Il continue à se débattre avec ses souvenirs, il interroge encore son passé ; il ne cessera jamais.

Il aura été toute sa vie dépressif.


Ce fut là son prix à payer pour être né à une époque où le comportement des hommes n’eut d’égal, dans son innommable barbarie, que le silence d’un Dieu occupé à d’autres tâches.


Puissent ces temps ne jamais revenir.

                                                                                                                                                                                                                                                                                                            Pour suivre l’actualité de ce blog, c’est par ici : https://www.facebook.com/pages/Un-juif-en-cavale-Laurent-Sagalovitsch/373236056096087?skip_nax_wizard=true

5 commentaires pour “Mon père, ce dépressif”

  1. Bouleversant. On ne peut pas décrire avec plus de sensibilité et d’acuité la dépression. Une aide précieuse pour mieux comprendre ceux qui en souffrent et dont nous partageons l’existence.

  2. nul besoin d’avoir connu les couloirs de Treblinka ou de Bergen-Belsen pour s’engluer dans les marécages d’une profonde et irrémédiable dépression. Je suis sure qu’on nait désespéré comme d’autres arrivent avec les cheveux blonds ou un strabisme prononcé. J’ai ce père-là et ma vie n’est faite que des efforts épuisants pour échapper à ces tentacules de la tristesse dont on hérite parfois, comme des cheveux blonds…

  3. Ca me fait de la peine pour votre papa.
    Ma famille aussi a hérité de ce regard parfois plein de vide ou de souffrance ..

  4. Je suis un peu comme ton père. Je pense toujours que le malheur est proche et que le bonheur je viens de le rater toujours je pense ainsi. nous autre nous vivons toujours dans l’attente d’un grand malheur. c’est comme ça nous sommes comme ton père.

  5. Pour ceux ici qui semblent sombrer dans la fatalité (malika entre autres)

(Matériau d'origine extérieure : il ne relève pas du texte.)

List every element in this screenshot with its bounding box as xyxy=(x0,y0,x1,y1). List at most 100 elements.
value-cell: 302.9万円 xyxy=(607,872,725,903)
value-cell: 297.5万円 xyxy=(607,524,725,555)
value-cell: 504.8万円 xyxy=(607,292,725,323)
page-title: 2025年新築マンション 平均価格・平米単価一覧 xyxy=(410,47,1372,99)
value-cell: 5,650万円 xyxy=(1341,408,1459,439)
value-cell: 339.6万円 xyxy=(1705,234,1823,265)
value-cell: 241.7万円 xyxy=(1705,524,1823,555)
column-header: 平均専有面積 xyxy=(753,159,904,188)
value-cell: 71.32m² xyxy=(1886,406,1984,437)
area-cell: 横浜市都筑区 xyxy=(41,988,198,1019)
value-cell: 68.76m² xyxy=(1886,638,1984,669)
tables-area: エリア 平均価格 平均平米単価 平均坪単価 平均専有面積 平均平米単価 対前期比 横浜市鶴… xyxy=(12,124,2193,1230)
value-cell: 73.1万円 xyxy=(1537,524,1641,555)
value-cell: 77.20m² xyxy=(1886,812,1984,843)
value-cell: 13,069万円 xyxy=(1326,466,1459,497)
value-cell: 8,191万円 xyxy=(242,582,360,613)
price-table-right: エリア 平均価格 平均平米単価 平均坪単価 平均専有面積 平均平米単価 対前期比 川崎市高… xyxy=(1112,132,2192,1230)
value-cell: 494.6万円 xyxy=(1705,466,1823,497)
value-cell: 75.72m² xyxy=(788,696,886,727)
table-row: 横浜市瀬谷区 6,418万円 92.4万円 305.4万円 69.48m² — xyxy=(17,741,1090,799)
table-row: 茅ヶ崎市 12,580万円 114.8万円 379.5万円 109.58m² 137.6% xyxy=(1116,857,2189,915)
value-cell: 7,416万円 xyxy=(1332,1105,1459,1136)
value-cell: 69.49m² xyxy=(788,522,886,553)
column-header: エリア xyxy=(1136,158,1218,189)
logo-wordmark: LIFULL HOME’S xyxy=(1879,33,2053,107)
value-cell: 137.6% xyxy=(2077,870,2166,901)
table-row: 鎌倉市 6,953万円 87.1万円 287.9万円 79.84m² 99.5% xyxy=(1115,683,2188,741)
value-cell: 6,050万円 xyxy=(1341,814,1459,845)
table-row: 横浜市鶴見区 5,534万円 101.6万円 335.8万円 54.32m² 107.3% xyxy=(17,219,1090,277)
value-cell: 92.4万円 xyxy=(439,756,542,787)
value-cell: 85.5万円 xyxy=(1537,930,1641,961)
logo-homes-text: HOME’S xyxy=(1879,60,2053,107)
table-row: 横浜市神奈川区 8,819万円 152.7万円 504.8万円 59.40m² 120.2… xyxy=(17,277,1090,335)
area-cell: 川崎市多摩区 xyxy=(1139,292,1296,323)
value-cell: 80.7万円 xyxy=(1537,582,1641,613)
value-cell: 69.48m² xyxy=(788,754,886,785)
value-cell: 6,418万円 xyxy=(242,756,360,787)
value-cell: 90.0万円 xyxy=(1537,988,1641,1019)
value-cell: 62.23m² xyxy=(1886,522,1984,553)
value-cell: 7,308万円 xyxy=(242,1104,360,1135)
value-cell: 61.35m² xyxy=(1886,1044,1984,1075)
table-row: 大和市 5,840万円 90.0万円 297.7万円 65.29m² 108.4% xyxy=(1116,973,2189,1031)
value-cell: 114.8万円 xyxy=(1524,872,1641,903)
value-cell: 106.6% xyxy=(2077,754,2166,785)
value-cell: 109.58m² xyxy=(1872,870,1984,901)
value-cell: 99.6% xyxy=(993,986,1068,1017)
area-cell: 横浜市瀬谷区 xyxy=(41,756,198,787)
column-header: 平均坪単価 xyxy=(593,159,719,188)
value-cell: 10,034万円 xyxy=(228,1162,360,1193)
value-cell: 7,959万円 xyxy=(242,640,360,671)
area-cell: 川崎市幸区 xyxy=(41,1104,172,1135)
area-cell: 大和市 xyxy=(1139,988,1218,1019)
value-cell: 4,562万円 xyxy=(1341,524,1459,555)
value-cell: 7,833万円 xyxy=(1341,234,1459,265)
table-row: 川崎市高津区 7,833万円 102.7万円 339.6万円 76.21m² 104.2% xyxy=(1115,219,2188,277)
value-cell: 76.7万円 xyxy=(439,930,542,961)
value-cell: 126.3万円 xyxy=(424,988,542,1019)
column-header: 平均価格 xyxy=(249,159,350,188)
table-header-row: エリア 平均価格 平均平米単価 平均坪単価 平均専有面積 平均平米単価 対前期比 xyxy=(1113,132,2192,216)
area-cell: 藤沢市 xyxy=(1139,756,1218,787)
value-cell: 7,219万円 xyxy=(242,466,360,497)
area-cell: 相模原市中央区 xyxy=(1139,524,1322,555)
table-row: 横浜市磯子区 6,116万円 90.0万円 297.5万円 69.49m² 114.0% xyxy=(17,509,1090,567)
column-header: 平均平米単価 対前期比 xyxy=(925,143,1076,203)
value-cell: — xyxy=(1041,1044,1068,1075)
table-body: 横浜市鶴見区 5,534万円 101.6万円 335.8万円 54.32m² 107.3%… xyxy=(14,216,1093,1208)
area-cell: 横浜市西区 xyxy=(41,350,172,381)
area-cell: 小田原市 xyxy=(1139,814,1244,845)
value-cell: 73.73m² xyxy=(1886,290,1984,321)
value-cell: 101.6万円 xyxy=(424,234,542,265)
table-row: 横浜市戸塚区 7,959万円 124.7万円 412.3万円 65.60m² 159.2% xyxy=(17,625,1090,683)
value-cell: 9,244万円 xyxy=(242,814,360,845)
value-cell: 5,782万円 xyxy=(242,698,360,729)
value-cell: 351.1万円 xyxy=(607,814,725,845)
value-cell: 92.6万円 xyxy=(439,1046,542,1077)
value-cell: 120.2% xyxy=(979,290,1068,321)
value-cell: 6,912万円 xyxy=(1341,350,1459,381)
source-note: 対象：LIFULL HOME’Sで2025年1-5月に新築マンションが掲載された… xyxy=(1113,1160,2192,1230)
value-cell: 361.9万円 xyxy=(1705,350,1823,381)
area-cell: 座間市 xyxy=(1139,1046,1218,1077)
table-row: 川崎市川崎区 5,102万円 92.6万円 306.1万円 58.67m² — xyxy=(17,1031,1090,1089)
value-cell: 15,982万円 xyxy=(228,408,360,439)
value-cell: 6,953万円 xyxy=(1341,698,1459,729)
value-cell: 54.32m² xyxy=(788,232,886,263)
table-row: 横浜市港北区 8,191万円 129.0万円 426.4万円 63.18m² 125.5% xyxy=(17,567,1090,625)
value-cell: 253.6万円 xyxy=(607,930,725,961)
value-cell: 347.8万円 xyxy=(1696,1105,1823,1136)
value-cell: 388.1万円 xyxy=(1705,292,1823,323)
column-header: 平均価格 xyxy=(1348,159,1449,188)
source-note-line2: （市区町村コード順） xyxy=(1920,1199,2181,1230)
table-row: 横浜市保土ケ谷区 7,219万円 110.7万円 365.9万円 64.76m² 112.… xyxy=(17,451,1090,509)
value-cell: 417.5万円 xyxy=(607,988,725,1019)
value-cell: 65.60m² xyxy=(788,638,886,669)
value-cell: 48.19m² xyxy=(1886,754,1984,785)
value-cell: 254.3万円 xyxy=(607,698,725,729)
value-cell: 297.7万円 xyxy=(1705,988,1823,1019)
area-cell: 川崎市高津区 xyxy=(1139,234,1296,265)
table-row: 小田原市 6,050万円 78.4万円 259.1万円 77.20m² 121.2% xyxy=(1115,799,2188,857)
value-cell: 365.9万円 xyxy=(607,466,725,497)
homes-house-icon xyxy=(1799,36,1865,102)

    Je pense etre sorti de depression il y a un mois. Peut être trop tôt pour crier victoire mais ni le temps pourri ni les attentats ni les nouvelles merdiques du monde ne parviennent plus à m’abattre.

    Ca m’a pris 3 ans après encore 3 années assez horribles (long cancer de ma mère et guerre civile en Syrie d’où elle était originaire).

    Un jour quelque chose à cliqué dans ma tête , je crois qu’une blessure s’est refermée. Et des souvenirs sont revenus comme par magie, des chansons.. Franchement un délice, ça vaut le coup de patienter.

    Je ne sais pas si ça peut aider mais je me suis mis en “retraite” pendant 3 ans (j’en ai 36…), je me suis enfermé, évite le stress, la télé, plus de musique violente (jazz ou classique maintenant), cuisiner, faire un peu de sport, éviter les cons.. Et euh… Je me faisait un massage du cuir chevelu quand mon déclic est arrivé… Je sais ça paraît idiot mais bon, on sait jamais.. si ça peut aider quelqu’un.